All told, I thought Biden’s speech — once it got going — was pretty good and obviously quite important in its repudiation of the McSame foreign policy. This, however, I found puzzling.

In recent days, we’ve once again seen the consequences of this neglect with Russia’s challenge to the free and democratic country of Georgia. Barack Obama and I will end this neglect. We will hold Russia accountable for its actions, and we’ll help the people of Georgia rebuild.

What exactly is he proposing here, invading Russia? There seems to be this recent tendency to imbue Russia with intentions remeniscent of the Cold War, but this seems really more to be a little back yard enforcement in a manner consistent with history in the Caucuses. Russia will prove a vital ally in stemming Tehran’s nuclear ambitions, and senselessly pissing them off with arguably the worst bluff in history — agreeing to a missile defense deal with Poland to ostensibly protect the U.S. and Europe from Iran (I mean, seriously, does anyone believe that?) probably isn’t the best way to build cooperation.  This sounds too much like McCain’s saber rattling, so I’d be interested to hear what Biden thinks in greater detail. Oh well, at least he didn’t threaten to kick Russia out of the G8 or boycott the 2014 Olympics.

Ratcheting Back Hysterics

Francis Fukuyama, notable ex-neocon and professor at JHU’s SAIS, takes to the pages of The Washington Post today, helping tamp down the notion that emerged with 9/11 that we are in perpetual witness of great crises. Notably, despite what might be percieved as a worldwide resurgence of autocratic power (especially in China and Russia), these states lack the truly dangerous motivating ideologies of a Fascist Germany or Soviet Union and in fact, spend a fair amount of energy kowtowing to various democratic principles. More importantly, our more “dangerous” competitors — again, Russia and China — have relied heavily on capitalism to propel their economic growth (especially so in China), and as such, are considerably less likely than their ideological counterparts to pursue worldwide domination that lies counter with their prospects for prosperity.

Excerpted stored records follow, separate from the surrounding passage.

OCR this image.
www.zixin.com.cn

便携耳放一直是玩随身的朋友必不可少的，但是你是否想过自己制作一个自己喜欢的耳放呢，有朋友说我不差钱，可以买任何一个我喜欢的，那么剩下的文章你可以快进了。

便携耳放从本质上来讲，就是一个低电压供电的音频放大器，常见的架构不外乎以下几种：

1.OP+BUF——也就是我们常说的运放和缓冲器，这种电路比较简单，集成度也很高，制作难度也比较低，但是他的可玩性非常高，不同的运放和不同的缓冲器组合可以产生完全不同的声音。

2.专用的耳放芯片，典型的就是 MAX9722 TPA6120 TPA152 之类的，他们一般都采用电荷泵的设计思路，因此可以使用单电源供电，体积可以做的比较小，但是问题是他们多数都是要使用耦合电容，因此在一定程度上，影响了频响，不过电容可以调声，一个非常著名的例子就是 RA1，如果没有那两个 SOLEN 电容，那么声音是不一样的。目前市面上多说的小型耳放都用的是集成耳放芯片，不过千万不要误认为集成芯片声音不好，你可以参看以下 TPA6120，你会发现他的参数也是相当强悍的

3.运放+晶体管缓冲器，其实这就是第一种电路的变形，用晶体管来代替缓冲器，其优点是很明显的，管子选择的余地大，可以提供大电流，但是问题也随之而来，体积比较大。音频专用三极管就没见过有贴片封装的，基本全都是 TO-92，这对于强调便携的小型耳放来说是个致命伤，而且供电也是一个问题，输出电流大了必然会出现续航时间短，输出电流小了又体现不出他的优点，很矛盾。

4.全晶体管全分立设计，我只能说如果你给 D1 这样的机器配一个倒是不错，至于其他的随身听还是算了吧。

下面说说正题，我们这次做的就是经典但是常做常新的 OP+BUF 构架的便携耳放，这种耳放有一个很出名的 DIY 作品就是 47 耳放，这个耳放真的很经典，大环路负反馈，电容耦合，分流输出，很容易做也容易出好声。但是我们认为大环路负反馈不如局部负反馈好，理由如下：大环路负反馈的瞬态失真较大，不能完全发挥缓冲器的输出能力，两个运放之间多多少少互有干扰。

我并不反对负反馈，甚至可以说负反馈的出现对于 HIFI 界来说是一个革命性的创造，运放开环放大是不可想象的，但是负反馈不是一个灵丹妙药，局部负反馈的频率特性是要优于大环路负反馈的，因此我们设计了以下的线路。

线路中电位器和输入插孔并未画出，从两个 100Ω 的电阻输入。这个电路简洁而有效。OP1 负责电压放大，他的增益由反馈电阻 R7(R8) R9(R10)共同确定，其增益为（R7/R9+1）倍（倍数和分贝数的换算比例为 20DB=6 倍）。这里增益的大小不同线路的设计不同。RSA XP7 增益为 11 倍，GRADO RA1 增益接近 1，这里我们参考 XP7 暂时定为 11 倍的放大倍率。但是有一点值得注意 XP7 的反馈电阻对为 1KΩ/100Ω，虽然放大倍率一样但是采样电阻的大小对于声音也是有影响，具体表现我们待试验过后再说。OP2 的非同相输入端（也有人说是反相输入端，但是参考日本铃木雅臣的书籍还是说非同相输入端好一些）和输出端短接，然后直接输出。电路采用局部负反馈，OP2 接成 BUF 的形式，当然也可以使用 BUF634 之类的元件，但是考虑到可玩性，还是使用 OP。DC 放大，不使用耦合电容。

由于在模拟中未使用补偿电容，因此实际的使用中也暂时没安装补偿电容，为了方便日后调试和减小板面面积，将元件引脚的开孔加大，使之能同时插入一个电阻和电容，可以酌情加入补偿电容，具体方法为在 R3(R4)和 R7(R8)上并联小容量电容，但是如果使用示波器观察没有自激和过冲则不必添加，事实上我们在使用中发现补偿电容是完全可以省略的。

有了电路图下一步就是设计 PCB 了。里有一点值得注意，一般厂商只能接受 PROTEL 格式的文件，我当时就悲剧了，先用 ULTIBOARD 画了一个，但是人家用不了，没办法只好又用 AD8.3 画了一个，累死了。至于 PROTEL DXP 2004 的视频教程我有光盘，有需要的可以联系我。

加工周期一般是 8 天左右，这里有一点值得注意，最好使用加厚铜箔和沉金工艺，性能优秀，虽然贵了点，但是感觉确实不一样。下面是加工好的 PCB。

Indeed, in today’s global economy, a country’s economic growth can increasingly rely on sound foreign policy. This is precisely what Fukuyama fears: that worldwide economic growth will fail to match the pace of increased commodity demands, resulting in a “Malthusian world in which one country’s gain will be another country’s loss.” This can already be evidenced in increasing food prices in response to shifts agricultural production towards corn ethanol in the United States. Fukuyama warns that in this world, securing peace through liberal internationalism will be increasingly difficult.

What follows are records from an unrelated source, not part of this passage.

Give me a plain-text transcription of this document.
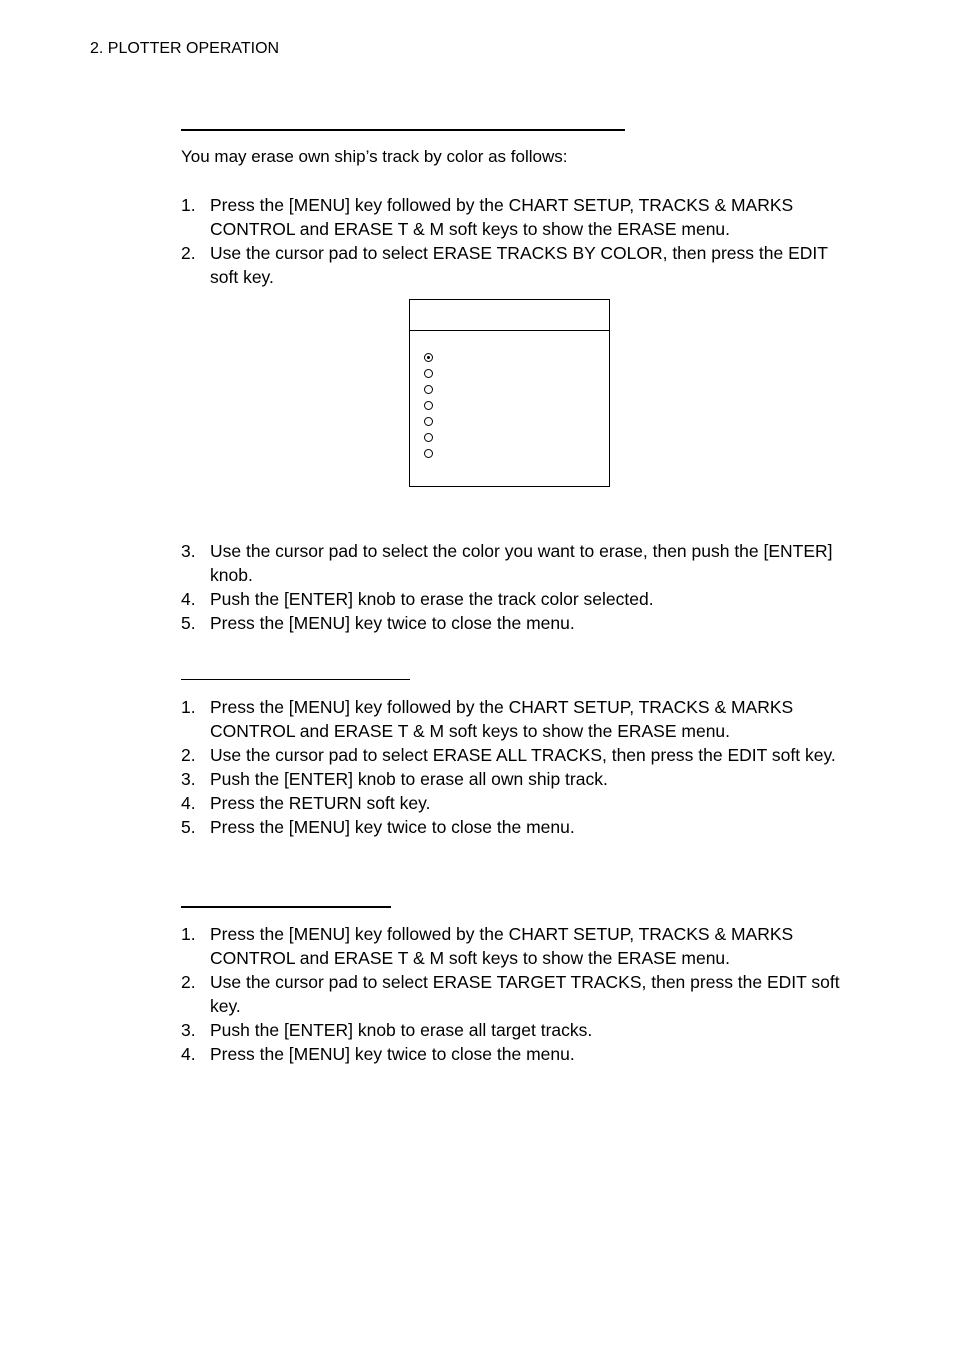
2. PLOTTER OPERATION
You may erase own ship’s track by color as follows:
1. Press the [MENU] key followed by the CHART SETUP, TRACKS & MARKS CONTROL and ERASE T & M soft keys to show the ERASE menu.
2. Use the cursor pad to select ERASE TRACKS BY COLOR, then press the EDIT soft key.
3. Use the cursor pad to select the color you want to erase, then push the [ENTER] knob.
4. Push the [ENTER] knob to erase the track color selected.
5. Press the [MENU] key twice to close the menu.
1. Press the [MENU] key followed by the CHART SETUP, TRACKS & MARKS CONTROL and ERASE T & M soft keys to show the ERASE menu.
2. Use the cursor pad to select ERASE ALL TRACKS, then press the EDIT soft key.
3. Push the [ENTER] knob to erase all own ship track.
4. Press the RETURN soft key.
5. Press the [MENU] key twice to close the menu.
1. Press the [MENU] key followed by the CHART SETUP, TRACKS & MARKS CONTROL and ERASE T & M soft keys to show the ERASE menu.
2. Use the cursor pad to select ERASE TARGET TRACKS, then press the EDIT soft key.
3. Push the [ENTER] knob to erase all target tracks.
4. Press the [MENU] key twice to close the menu.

Fukuyama’s warning underscores the current need to distance ourselves from a neocon foreign policy which envisions a unilaterally acting U.S., freely moving on behalf of and clamoring towards its perceived hegemony. While the past few years have sufficiently proven the fallacy in this line of thinking, Fukuyama’s point about economic prosperity demonstrates why rolling back the hawkish neocon policies of the Bush administration (and those unquestionably shared by a future McCain administration) is not merely a matter of morality, but more importantly that of national self-interest. In hinting at the difficulties confronting a liberal world order, Fukuyama inadvertently makes this point himself:

The totalitarian dictatorships of the 20th century induced us to draw a sharp distinction between democratic and authoritarian states, a habit of mind that is still with us. But democracies don’t automatically all have the same interests (just look at the clashing U.S. and European views on Iraq), and neither do autocracies.

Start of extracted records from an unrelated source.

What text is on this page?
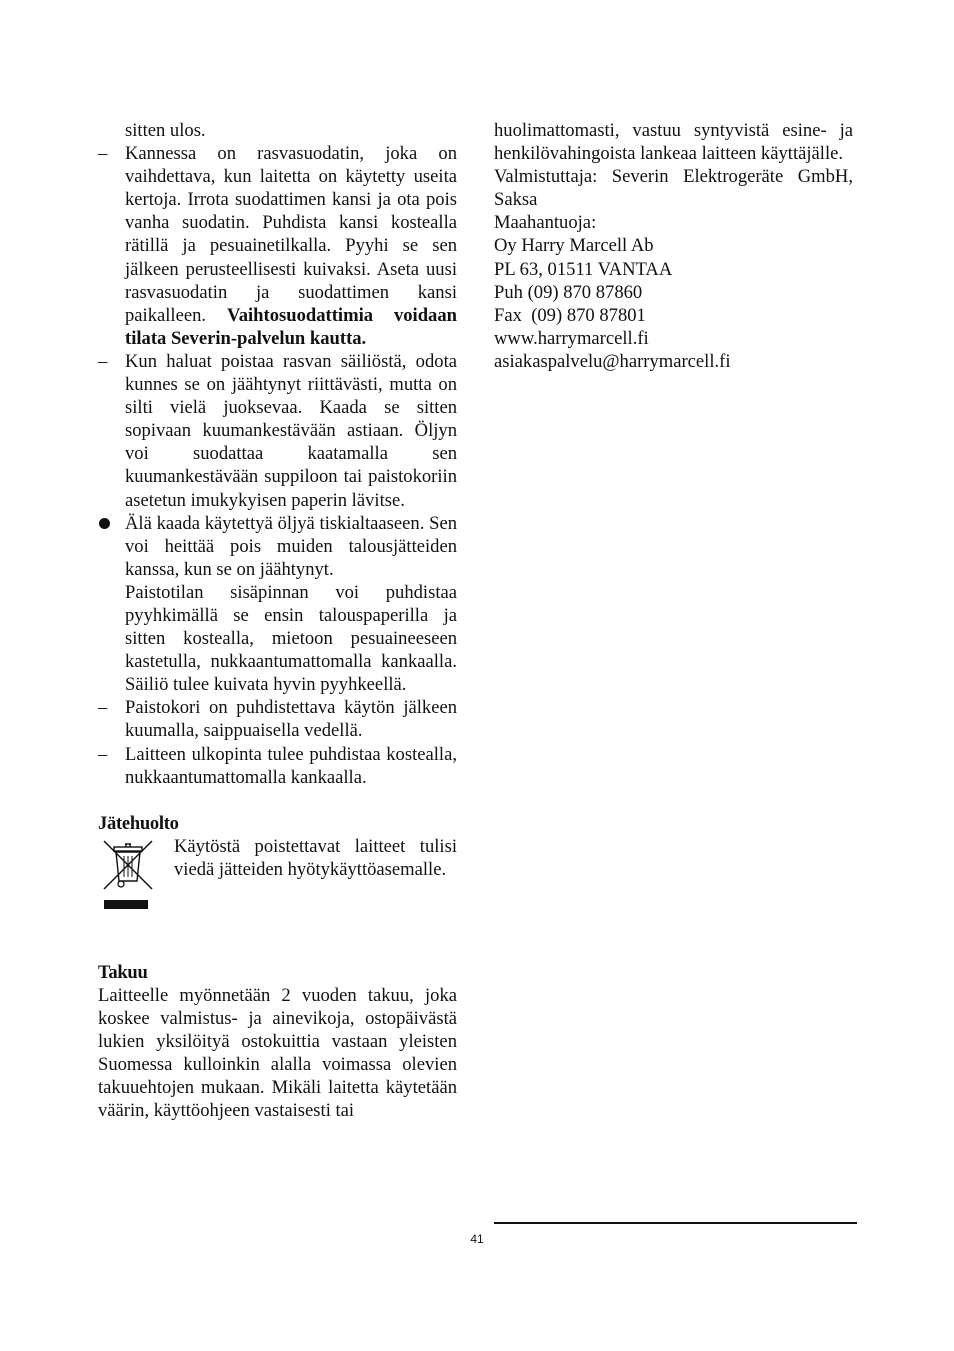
sitten ulos.
– Kannessa on rasvasuodatin, joka on vaihdettava, kun laitetta on käytetty useita kertoja. Irrota suodattimen kansi ja ota pois vanha suodatin. Puhdista kansi kostealla rätillä ja pesuainetilkalla. Pyyhi se sen jälkeen perusteellisesti kuivaksi. Aseta uusi rasvasuodatin ja suodattimen kansi paikalleen. Vaihtosuodattimia voidaan tilata Severin-palvelun kautta.
– Kun haluat poistaa rasvan säiliöstä, odota kunnes se on jäähtynyt riittävästi, mutta on silti vielä juoksevaa. Kaada se sitten sopivaan kuumankestävään astiaan. Öljyn voi suodattaa kaatamalla sen kuumankestävään suppiloon tai paistokoriin asetetun imukykyisen paperin lävitse.
Älä kaada käytettyä öljyä tiskialtaaseen. Sen voi heittää pois muiden talousjätteiden kanssa, kun se on jäähtynyt.
Paistotilan sisäpinnan voi puhdistaa pyyhkimällä se ensin talouspaperilla ja sitten kostealla, mietoon pesuaineeseen kastetulla, nukkaantumattomalla kankaalla. Säiliö tulee kuivata hyvin pyyhkeellä.
– Paistokori on puhdistettava käytön jälkeen kuumalla, saippuaisella vedellä.
– Laitteen ulkopinta tulee puhdistaa kostealla, nukkaantumattomalla kankaalla.
Jätehuolto
Käytöstä poistettavat laitteet tulisi viedä jätteiden hyötykäyttöasemalle.
Takuu
Laitteelle myönnetään 2 vuoden takuu, joka koskee valmistus- ja ainevikoja, ostopäivästä lukien yksilöityä ostokuittia vastaan yleisten Suomessa kulloinkin alalla voimassa olevien takuuehtojen mukaan. Mikäli laitetta käytetään väärin, käyttöohjeen vastaisesti tai
huolimattomasti, vastuu syntyvistä esine- ja henkilövahingoista lankeaa laitteen käyttäjälle.
Valmistuttaja: Severin Elektrogeräte GmbH, Saksa
Maahantuoja:
Oy Harry Marcell Ab
PL 63, 01511 VANTAA
Puh (09) 870 87860
Fax  (09) 870 87801
www.harrymarcell.fi
asiakaspalvelu@harrymarcell.fi
41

Fukuyama fails to distinguish between U.S. policy towards Iraq and U.S. views on Iraq. Indeed, most of Europe has been hostile to the War in Iraq, and the U.S. has been simply hostile to Iraq, but as this past week’s agreement on troop withdrawal evidences — a measure McCain had denounced as recently as July 2008 — our extracation from occupation of Iraq is at once congenial to worldwide opinion and our own national self-interest.